Balıkçılık Sezonu Açıldı…

1 Eylül’de balıkçılık sezonu açıldı. Bu sezonunun nasıl geçeceği konusunda bilimsel verilerle konuşmak şu an mümkün değil. Ülkemiz için önemli olan balık türleri için (başta hamsi, palamut, lüfer, istavrit, vb.) mutlaka izleme programlarının başlatılması ve sürekli devam etmesi gerekir. T.C. Gıda, Tarım ve Hayvancılık Bakanlığı, son iki yıldır hamsi ve lüfer balığı için bu programları başlattı. Fakat araştırmalar yeni olduğundan sonuçlarını almamız için biraz zamana ihtiyaç var.

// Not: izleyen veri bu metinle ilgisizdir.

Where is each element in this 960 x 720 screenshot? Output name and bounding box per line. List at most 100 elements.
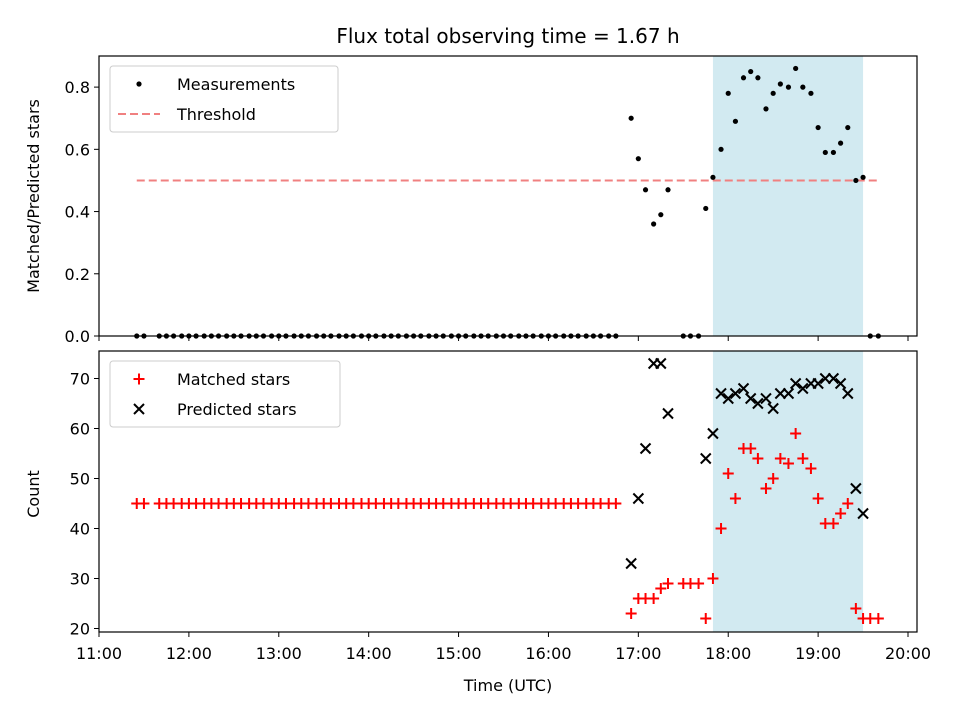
data-point (648, 593, 660, 604)
x-tick-label: 14:00 (346, 644, 392, 663)
data-point (138, 498, 150, 509)
x-tick-label: 18:00 (705, 644, 751, 663)
data-point (700, 452, 712, 465)
data-point (812, 377, 824, 390)
data-point (655, 357, 667, 370)
data-point (651, 221, 657, 227)
data-point (853, 177, 859, 184)
axes-frame (98, 55, 918, 337)
legend-box (109, 360, 341, 428)
data-point (782, 387, 795, 400)
y-tick-label: 50 (70, 470, 90, 489)
y-tick-label: 20 (70, 620, 90, 639)
data-point (800, 84, 806, 90)
data-point (722, 392, 734, 405)
data-point (610, 498, 622, 509)
data-point (628, 115, 634, 121)
data-point (860, 174, 866, 180)
data-point (760, 483, 772, 494)
legend-label: Matched stars (177, 370, 290, 389)
x-axis-title: Time (UTC) (463, 676, 552, 695)
data-point (789, 377, 802, 390)
data-point (700, 613, 712, 624)
data-point (740, 75, 747, 81)
legend-marker (133, 403, 145, 415)
data-point (845, 124, 851, 131)
data-point (715, 523, 727, 534)
x-tick-label: 13:00 (256, 644, 302, 663)
data-point (872, 613, 884, 624)
data-point (737, 382, 750, 395)
data-point (639, 442, 652, 455)
y-axis-title-top: Matched/Predicted stars (24, 99, 43, 293)
data-point (625, 557, 637, 570)
legend: Measurements Threshold (109, 65, 339, 133)
data-point (718, 146, 724, 152)
data-point (707, 427, 719, 440)
data-point (827, 518, 839, 529)
x-tick-label: 20:00 (885, 644, 931, 663)
data-point (625, 608, 637, 619)
x-tick-label: 16:00 (525, 644, 571, 663)
data-point (635, 156, 641, 162)
series-predicted-stars (625, 357, 869, 570)
data-point (665, 187, 671, 193)
data-point (763, 106, 769, 112)
data-point (642, 187, 649, 193)
data-point (842, 498, 854, 509)
x-tick-label: 17:00 (615, 644, 661, 663)
y-tick-label: 0.4 (65, 203, 90, 222)
data-point (808, 90, 814, 96)
data-point (777, 81, 783, 87)
y-axis-title-bottom: Count (24, 470, 43, 518)
x-tick-label: 11:00 (76, 644, 122, 663)
data-point (703, 205, 709, 212)
data-point (797, 453, 809, 464)
data-point (790, 428, 802, 439)
y-tick-label: 70 (70, 370, 90, 389)
legend-label: Predicted stars (177, 400, 297, 419)
data-point (752, 453, 764, 464)
data-point (662, 578, 674, 589)
data-point (662, 407, 674, 420)
data-point (767, 473, 779, 484)
data-point (837, 140, 844, 146)
y-tick-label: 30 (70, 570, 90, 589)
y-tick-label: 40 (70, 520, 90, 539)
y-tick-label: 0.2 (65, 265, 90, 284)
observing-window-span (712, 351, 864, 632)
data-point (693, 578, 705, 589)
legend-marker (136, 81, 142, 87)
series-matched-stars (131, 428, 884, 624)
data-point (834, 377, 847, 390)
legend-label: Threshold (176, 105, 256, 124)
data-point (710, 174, 716, 180)
y-tick-label: 0.6 (65, 140, 90, 159)
data-point (658, 212, 664, 218)
data-point (785, 84, 792, 90)
ratio-panel: 0.0 0.2 0.4 0.6 0.8 Measurements Threshold (65, 55, 918, 346)
data-point (850, 603, 862, 614)
data-point (774, 387, 787, 400)
data-point (632, 492, 645, 505)
observing-window-span (712, 56, 864, 336)
data-point (819, 372, 832, 385)
data-point (760, 392, 772, 405)
data-point (782, 458, 794, 469)
data-point (655, 583, 667, 594)
data-point (857, 507, 869, 520)
x-tick-label: 19:00 (795, 644, 841, 663)
data-point (729, 387, 742, 400)
data-point (842, 387, 854, 400)
data-point (767, 402, 779, 415)
data-point (812, 493, 824, 504)
data-point (830, 149, 837, 156)
x-tick-label: 12:00 (166, 644, 212, 663)
legend-marker (133, 373, 145, 385)
axes-frame (98, 350, 918, 633)
data-point (715, 387, 727, 400)
data-point (835, 508, 847, 519)
count-panel: 11:00 12:00 13:00 14:00 15:00 16:00 17:00 18:00… (70, 350, 931, 663)
data-point (793, 65, 799, 72)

Sürdürülebilir balıkçılığın sağlanması ve su ürünleri kaynaklarının korunması için balık stoklarının mevcut durumları tespit edilmeli ve avlanabilecek oranlar belirlenerek balıkçılara tahsis edilmesi gerekir. Avcılıkta kota sistemi ülkemizde olmadığı için balık stoklarımızda ciddi azalmalar var. Geçen yıl balıkçılarımız kötü bir sezon geçirdi. Bu yılın daha iyi geçmesini umuyoruz. Fakat balıkçılık kaynakları ile balıkçılık kapasitesi arasında oran iyi ayarlanmadığı sürece bunu gerçekleştirmek biraz zor.


2012 yılı istatistiklerine göre, balıkçı filomuzda 20289 adet tekne bulunmaktadır. Bakanlık balıkçılık kapasitesini azaltmak amacıyla, 2012 yılında yayınladığı tebliğ ile balıkçı teknelerini avcılıktan çıkarılması karşılığında satın almaya başlamıştır. 2013 yılında yaklaşık 400 tekne balıkçı filosundan çıkarılmıştır. Satın alınan bu tekneler daha çok avcılık faaliyeti yapmayan eski tekneler ve küçük boya sahip tekneler olmuştur. Aslında balık stokları üzerinde aşırı avcılığa yol açan balıkçı teknelerinin filodan çıkarılması gerekir. Başlatılan bu programın devam etmesi sürdürülebilir balıkçılık açısından önemlidir.


Balıkçılıkta en önemli sorun, yasa dışı avcılığın olması ve denetimlerin yetersizliğidir. 1380 sayılı Su ürünleri Kanunu ile 1971 yılından beri Marmara Denizi’nde trol avcılığı yasak olmasına rağmen, illegal avcılık devam etmektedir. Bir iç denizimizde gerekli denetim ve kontrollerin yapılmaması yasadışı avcılığın daha da artmasına yol açmaktadır.


Balıkçılarımız, balıkçılık yönetiminde alınan tüm kararlara uymak zorundadır. Ağların göz açıklığı, ağların boyları, bölge yasakları, tür yasakları, balıkların ilk avlanabilir boyları ve zaman yasakları balıkların nesillerini koruması açısından çok önemlidir. Bunlar uyulmadığı takdirde stoklarda azalmalar devam edecektir.


Balık stoklarımız birçok faktörün etkisi altındadır. Bu faktörler; yeni istilacı türlerin ülkemiz sularına giriş yapması, iklim değişikliği, deniz kirliği, balık avcılığı vb. Bunlardan en önemlisi ve kontrol edilebilen faktör balıkçılıktır. Bu yüzden balıkçılarımızın su ürünleri tebliğinde ilan edilen yönetimsel kararlara uyması sürdürülebilirlik açısından gereklidir.